Harper also excelled against both left and right-handed pitching. His slugging percentage against lefties was .552, 120 points better than his previous best. His 85 total bases against lefties were two more than he had in the previous two seasons combined (in 76 fewer at-bats).
Did you know? Harper’s 9.9 Wins Above Replacement is tied for the third-highest in the modern era (since 1900) among players who were 22 or younger on June 30 of that particular season (referred to as being “in their age 22 or younger season”). Mike Trout’s 10.8 WAR in 2012 and Ted Williams’ 10.6 WAR in 1941 rank 1-2. Harper is tied with Rogers Hornsby (9.9 WAR for the 1917 Cardinals at age 21).
AL MVP: Josh Donaldson
Donaldson won the award on the basis of both total performance and clutch performance.
He led the majors in Win Probability Added, a stat that values the result of every plate appearance based on how much it contributed to winning. And the sum of Donaldson’s plate appearances was the most impactful in baseball.
Donaldson led the majors in walk-off hits (4) and walk-off home runs (3).
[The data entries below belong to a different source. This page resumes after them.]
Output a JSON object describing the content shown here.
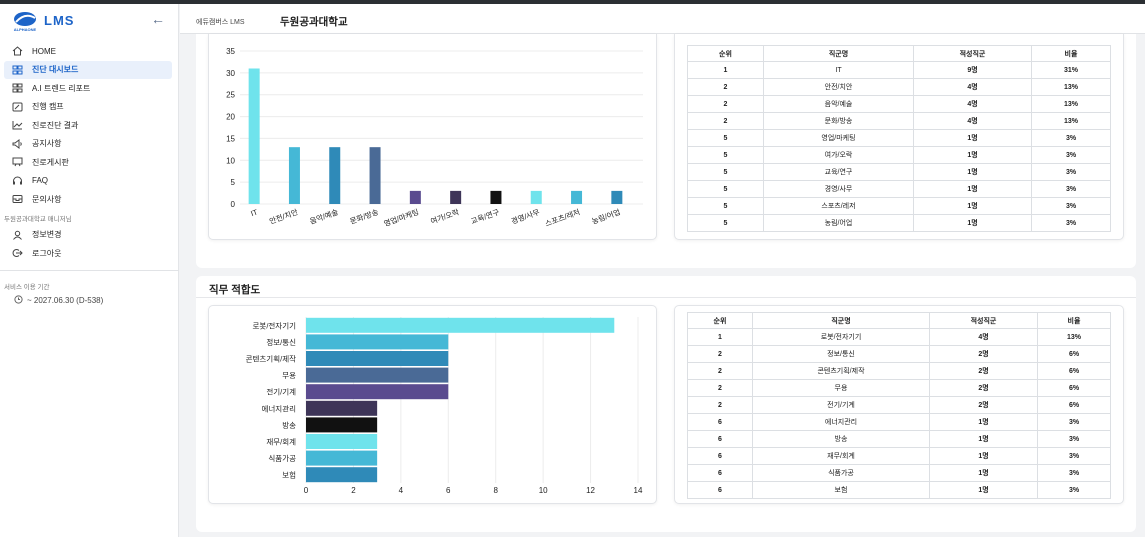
{
  "app": {
    "logo_sub": "ALPHAONE",
    "name": "LMS"
  },
  "sidebar": {
    "items": [
      {
        "label": "HOME",
        "icon": "home-icon"
      },
      {
        "label": "진단 대시보드",
        "icon": "dashboard-icon"
      },
      {
        "label": "A.I 트렌드 리포트",
        "icon": "grid-icon"
      },
      {
        "label": "진행 캠프",
        "icon": "edit-icon"
      },
      {
        "label": "진로진단 결과",
        "icon": "chart-line-icon"
      },
      {
        "label": "공지사항",
        "icon": "megaphone-icon"
      },
      {
        "label": "진로게시판",
        "icon": "board-icon"
      },
      {
        "label": "FAQ",
        "icon": "headset-icon"
      },
      {
        "label": "문의사항",
        "icon": "inbox-icon"
      }
    ],
    "section_label": "두원공과대학교 매니저님",
    "account_items": [
      {
        "label": "정보변경",
        "icon": "user-icon"
      },
      {
        "label": "로그아웃",
        "icon": "logout-icon"
      }
    ],
    "service_label": "서비스 이용 기간",
    "service_date": "~ 2027.06.30 (D-538)"
  },
  "header": {
    "breadcrumb": "에듀캠버스 LMS",
    "school": "두원공과대학교"
  },
  "section2_title": "직무 적합도",
  "table1": {
    "headers": [
      "순위",
      "직군명",
      "적성직군",
      "비율"
    ],
    "rows": [
      [
        "1",
        "IT",
        "9명",
        "31%"
      ],
      [
        "2",
        "안전/치안",
        "4명",
        "13%"
      ],
      [
        "2",
        "음악/예술",
        "4명",
        "13%"
      ],
      [
        "2",
        "문화/방송",
        "4명",
        "13%"
      ],
      [
        "5",
        "영업/마케팅",
        "1명",
        "3%"
      ],
      [
        "5",
        "여가/오락",
        "1명",
        "3%"
      ],
      [
        "5",
        "교육/연구",
        "1명",
        "3%"
      ],
      [
        "5",
        "경영/사무",
        "1명",
        "3%"
      ],
      [
        "5",
        "스포츠/레저",
        "1명",
        "3%"
      ],
      [
        "5",
        "농림/어업",
        "1명",
        "3%"
      ]
    ]
  },
  "table2": {
    "headers": [
      "순위",
      "직군명",
      "적성직군",
      "비율"
    ],
    "rows": [
      [
        "1",
        "로봇/전자기기",
        "4명",
        "13%"
      ],
      [
        "2",
        "정보/통신",
        "2명",
        "6%"
      ],
      [
        "2",
        "콘텐츠기획/제작",
        "2명",
        "6%"
      ],
      [
        "2",
        "무용",
        "2명",
        "6%"
      ],
      [
        "2",
        "전기/기계",
        "2명",
        "6%"
      ],
      [
        "6",
        "에너지관리",
        "1명",
        "3%"
      ],
      [
        "6",
        "방송",
        "1명",
        "3%"
      ],
      [
        "6",
        "재무/회계",
        "1명",
        "3%"
      ],
      [
        "6",
        "식품가공",
        "1명",
        "3%"
      ],
      [
        "6",
        "보험",
        "1명",
        "3%"
      ]
    ]
  },
  "chart_data": [
    {
      "type": "bar",
      "categories": [
        "IT",
        "안전/치안",
        "음악/예술",
        "문화/방송",
        "영업/마케팅",
        "여가/오락",
        "교육/연구",
        "경영/사무",
        "스포츠/레저",
        "농림/어업"
      ],
      "values": [
        31,
        13,
        13,
        13,
        3,
        3,
        3,
        3,
        3,
        3
      ],
      "colors": [
        "#6fe3ec",
        "#45b8d6",
        "#2f8ab8",
        "#4a6a96",
        "#5a4b8f",
        "#3e3558",
        "#111111",
        "#6fe3ec",
        "#45b8d6",
        "#2f8ab8"
      ],
      "ylim": [
        0,
        35
      ],
      "yticks": [
        0,
        5,
        10,
        15,
        20,
        25,
        30,
        35
      ],
      "grid": true
    },
    {
      "type": "bar",
      "orientation": "horizontal",
      "categories": [
        "로봇/전자기기",
        "정보/통신",
        "콘텐츠기획/제작",
        "무용",
        "전기/기계",
        "에너지관리",
        "방송",
        "재무/회계",
        "식품가공",
        "보험"
      ],
      "values": [
        13,
        6,
        6,
        6,
        6,
        3,
        3,
        3,
        3,
        3
      ],
      "colors": [
        "#6fe3ec",
        "#45b8d6",
        "#2f8ab8",
        "#4a6a96",
        "#5a4b8f",
        "#3e3558",
        "#111111",
        "#6fe3ec",
        "#45b8d6",
        "#2f8ab8"
      ],
      "xlim": [
        0,
        14
      ],
      "xticks": [
        0,
        2,
        4,
        6,
        8,
        10,
        12,
        14
      ],
      "grid": true
    }
  ]
}
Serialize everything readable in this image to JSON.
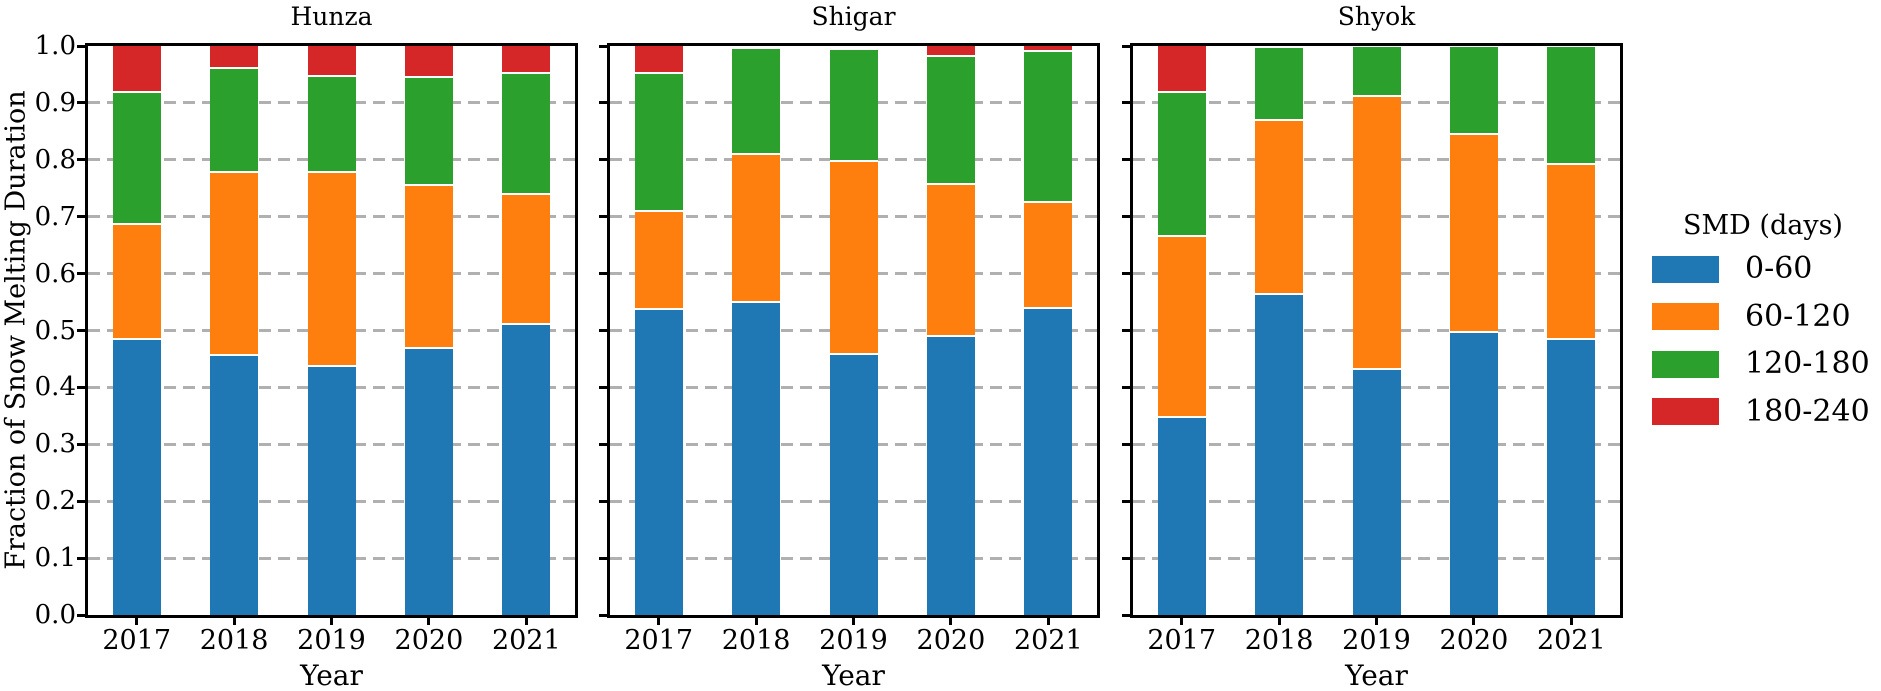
{
  "figure": {
    "ylabel": "Fraction of Snow Melting Duration",
    "background": "#ffffff",
    "spine_color": "#000000",
    "grid_color": "#b0b0b0",
    "legend": {
      "title": "SMD (days)",
      "position": "right-of-plots",
      "entries": [
        {
          "label": "0-60",
          "color": "#1f77b4"
        },
        {
          "label": "60-120",
          "color": "#ff7f0e"
        },
        {
          "label": "120-180",
          "color": "#2ca02c"
        },
        {
          "label": "180-240",
          "color": "#d62728"
        }
      ]
    }
  },
  "chart_data": [
    {
      "type": "bar",
      "stacked": true,
      "title": "Hunza",
      "xlabel": "Year",
      "ylabel": "Fraction of Snow Melting Duration",
      "categories": [
        "2017",
        "2018",
        "2019",
        "2020",
        "2021"
      ],
      "ylim": [
        0.0,
        1.0
      ],
      "yticks": [
        0.0,
        0.1,
        0.2,
        0.3,
        0.4,
        0.5,
        0.6,
        0.7,
        0.8,
        0.9,
        1.0
      ],
      "grid": "horizontal-dashed",
      "series": [
        {
          "name": "0-60",
          "color": "#1f77b4",
          "values": [
            0.483,
            0.456,
            0.436,
            0.467,
            0.51
          ]
        },
        {
          "name": "60-120",
          "color": "#ff7f0e",
          "values": [
            0.202,
            0.321,
            0.341,
            0.287,
            0.228
          ]
        },
        {
          "name": "120-180",
          "color": "#2ca02c",
          "values": [
            0.232,
            0.183,
            0.169,
            0.19,
            0.212
          ]
        },
        {
          "name": "180-240",
          "color": "#d62728",
          "values": [
            0.083,
            0.04,
            0.054,
            0.056,
            0.05
          ]
        }
      ]
    },
    {
      "type": "bar",
      "stacked": true,
      "title": "Shigar",
      "xlabel": "Year",
      "categories": [
        "2017",
        "2018",
        "2019",
        "2020",
        "2021"
      ],
      "ylim": [
        0.0,
        1.0
      ],
      "yticks": [
        0.0,
        0.1,
        0.2,
        0.3,
        0.4,
        0.5,
        0.6,
        0.7,
        0.8,
        0.9,
        1.0
      ],
      "grid": "horizontal-dashed",
      "series": [
        {
          "name": "0-60",
          "color": "#1f77b4",
          "values": [
            0.536,
            0.549,
            0.457,
            0.489,
            0.537
          ]
        },
        {
          "name": "60-120",
          "color": "#ff7f0e",
          "values": [
            0.172,
            0.26,
            0.34,
            0.266,
            0.187
          ]
        },
        {
          "name": "120-180",
          "color": "#2ca02c",
          "values": [
            0.243,
            0.186,
            0.196,
            0.225,
            0.266
          ]
        },
        {
          "name": "180-240",
          "color": "#d62728",
          "values": [
            0.049,
            0.0,
            0.0,
            0.02,
            0.01
          ]
        }
      ]
    },
    {
      "type": "bar",
      "stacked": true,
      "title": "Shyok",
      "xlabel": "Year",
      "categories": [
        "2017",
        "2018",
        "2019",
        "2020",
        "2021"
      ],
      "ylim": [
        0.0,
        1.0
      ],
      "yticks": [
        0.0,
        0.1,
        0.2,
        0.3,
        0.4,
        0.5,
        0.6,
        0.7,
        0.8,
        0.9,
        1.0
      ],
      "grid": "horizontal-dashed",
      "series": [
        {
          "name": "0-60",
          "color": "#1f77b4",
          "values": [
            0.347,
            0.562,
            0.43,
            0.496,
            0.483
          ]
        },
        {
          "name": "60-120",
          "color": "#ff7f0e",
          "values": [
            0.317,
            0.307,
            0.48,
            0.347,
            0.308
          ]
        },
        {
          "name": "120-180",
          "color": "#2ca02c",
          "values": [
            0.253,
            0.128,
            0.088,
            0.155,
            0.207
          ]
        },
        {
          "name": "180-240",
          "color": "#d62728",
          "values": [
            0.083,
            0.0,
            0.0,
            0.0,
            0.0
          ]
        }
      ]
    }
  ]
}
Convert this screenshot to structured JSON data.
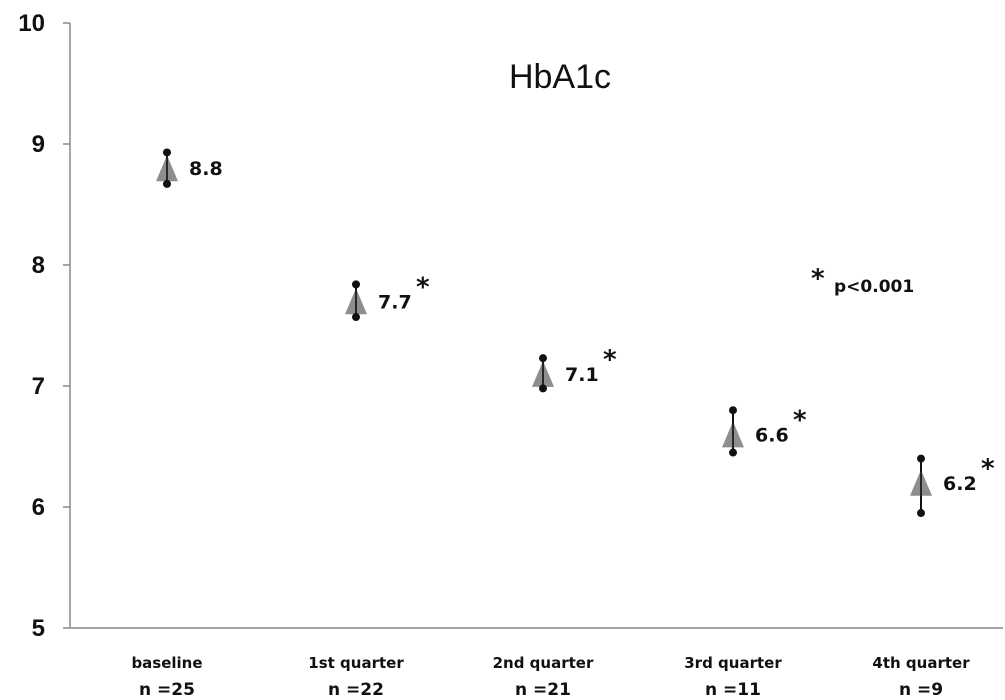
{
  "chart_data": {
    "type": "scatter",
    "title": "HbA1c",
    "xlabel": "",
    "ylabel": "",
    "ylim": [
      5,
      10
    ],
    "yticks": [
      5,
      6,
      7,
      8,
      9,
      10
    ],
    "grid": false,
    "categories": [
      "baseline",
      "1st quarter",
      "2nd quarter",
      "3rd quarter",
      "4th quarter"
    ],
    "n_labels": [
      "n =25",
      "n =22",
      "n =21",
      "n =11",
      "n =9"
    ],
    "values": [
      8.8,
      7.7,
      7.1,
      6.6,
      6.2
    ],
    "value_labels": [
      "8.8",
      "7.7",
      "7.1",
      "6.6",
      "6.2"
    ],
    "error_upper": [
      8.93,
      7.84,
      7.23,
      6.8,
      6.4
    ],
    "error_lower": [
      8.67,
      7.57,
      6.98,
      6.45,
      5.95
    ],
    "significant": [
      false,
      true,
      true,
      true,
      true
    ],
    "annotation": {
      "symbol": "*",
      "text": "p<0.001"
    },
    "marker_color": "#7a7a7a",
    "line_color": "#111111"
  }
}
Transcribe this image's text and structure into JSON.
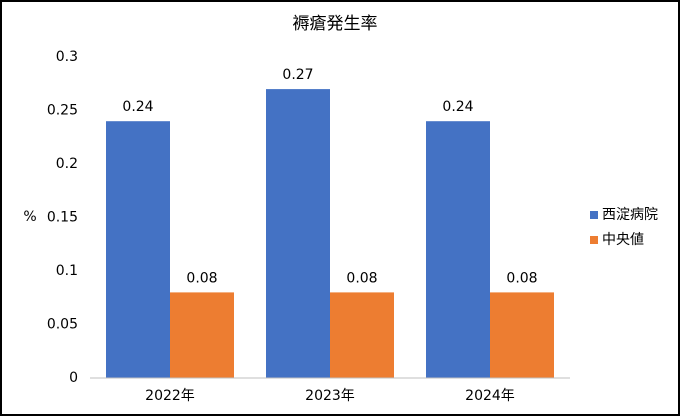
{
  "chart_data": {
    "type": "bar",
    "title": "褥瘡発生率",
    "y_label": "%",
    "categories": [
      "2022年",
      "2023年",
      "2024年"
    ],
    "series": [
      {
        "name": "西淀病院",
        "color": "#4472c4",
        "values": [
          0.24,
          0.27,
          0.24
        ]
      },
      {
        "name": "中央値",
        "color": "#ed7d31",
        "values": [
          0.08,
          0.08,
          0.08
        ]
      }
    ],
    "ylim": [
      0,
      0.3
    ],
    "yticks": [
      0,
      0.05,
      0.1,
      0.15,
      0.2,
      0.25,
      0.3
    ],
    "grid": false,
    "legend": "right"
  }
}
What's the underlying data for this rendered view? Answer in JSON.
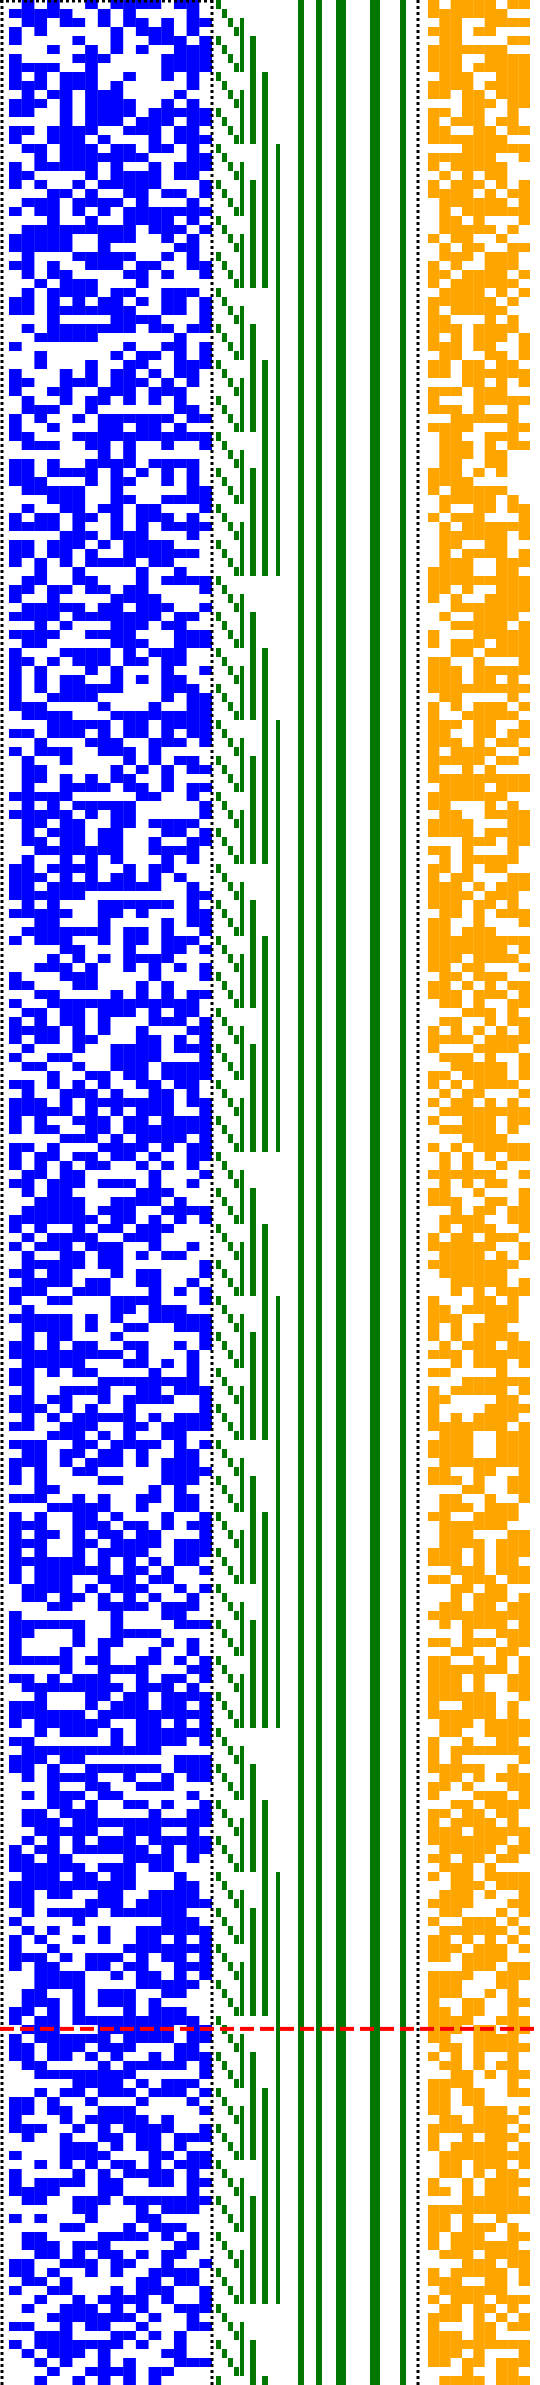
{
  "colors": {
    "background": "#ffffff",
    "left_region": "#0000ff",
    "middle_region": "#007700",
    "right_region": "#ffa500",
    "separator": "#000000",
    "marker_line": "#ff0000"
  },
  "regions": {
    "separators": 3,
    "bit_columns_left": 16,
    "bit_columns_right": 9,
    "rows": 265
  },
  "marker_line": {
    "row_fraction": 0.8507
  }
}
His seven walk-off home runs over the last three seasons also lead the majors (next-most by anyone is 3). Donaldson’s 34 go-ahead hits were five more than the player with the next-most (Matt Kemp). Stats aren’t kept for Win Probability Added for defense, but Donaldson would likely have rated well there, as he finished with 11 Defensive Runs Saved. Among his most impressive plays was an eighth-inning catch flying into the stands to keep a perfect game bid by Marco Estrada alive.
How he did it: Donaldson mauled pitches on the inner-half of the plate. He had the second-highest batting average (.367) and third-highest slugging percentage (.720) in baseball against pitches to that location or off the inside corner. His 106 hits against those pitches were the most in the majors.
This was a major difference for Donaldson from 2014. He increased his batting average by 95 points and slugging percentage by 155 points against those pitches.
Did you know? Donaldson is the first player to win the AL MVP in his first season with a team since Vladimir Guerrero won for the Angels in 2004. The Elias Sports Bureau notes that no player has been his league’s MVP in his first year with a team that acquired him in a trade since Willie Hernandez won the 1984 award for the Tigers. The last position player was Dick Allen for the 1972 White Sox.